Canada has many co-production treaties, which allow companies from different countries to collaborate with a Canadian company on a show and still have it count as Canadian content. It works economically as it makes it easier to get a show financed and provide local employment. Culturally, however, the show has to satisfy multiple masters and the result is almost always a watered down compromise. The show can't be too specific to one partner's culture or it ends up being incomprehensible to the other partner's.

The result of all this is either imported children's TV (cheaper to buy than to produce original content) or co-productions (half a loaf being better than none). In neither case are children seeing the world they know reflected back to them.

2 comments:

andrew osmond said...

Glad you found it interesting! For anyone wondering why the British voice on _both_ Wombles videos sounds familiar, it's Bernard Cribbins, who's been a fixture in British films and TV for decades, most recently in this year's just concluded season of 'Doctor Who.' (He voiced all the Womble characters in the original cartoon, and served as narrator.)

As mentioned in the title song, the Wombles are _supposed_ to live in Wimbledon Common, a large park in London.

Steve said...

I work for an NBC affiliate TV station in Ohio. Want to know how to brighten the day of a network executive? Walk into his office and suggest the network dedicate more time to original children's programming. The laughter this will generate will last throughout the day.

And then you're fired.

What manager at any level of broadcasting in any country wants to step through the regulatory and public relations minefield that is children's television?
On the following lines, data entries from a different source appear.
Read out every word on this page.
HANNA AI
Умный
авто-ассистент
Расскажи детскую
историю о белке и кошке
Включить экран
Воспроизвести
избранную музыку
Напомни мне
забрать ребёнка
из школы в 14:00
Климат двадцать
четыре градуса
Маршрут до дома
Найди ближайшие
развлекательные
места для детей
Who wants to write a script only to see the child psycologists and the parent groups rip it apart? What station manager wants to deal with the finer points of what constitutes a "violent act," in a cartoon? And who wants to do all this for what will certainly be a money-losing proposition?

McDonald's, Coke, and the breakfast cereal makers, once the patron saints of Saturday morning in America, don't want to be accused of selling junk food to kids. So they shy away, leaving Saturday Morning a graveyard for stale PSA's about tooth decay.

The result: NBC and other networks buy time-tested "previously enjoyed" safe shows that meet the narrow demands of the field. (NBC hasn't abandoned kids completely, although considering the showss they air, it's easy to make that mistake.) And even then they can't win. NBC caught flack for trimming the overt Christian messages from their airings of the decade-old "Veggietales" show.

It takes a special breed to produce quality children's television. We need to encourage them to fight the good fight, in all countries.

And may England never lose her accent. It's one of the charms of watching "Doctor Who."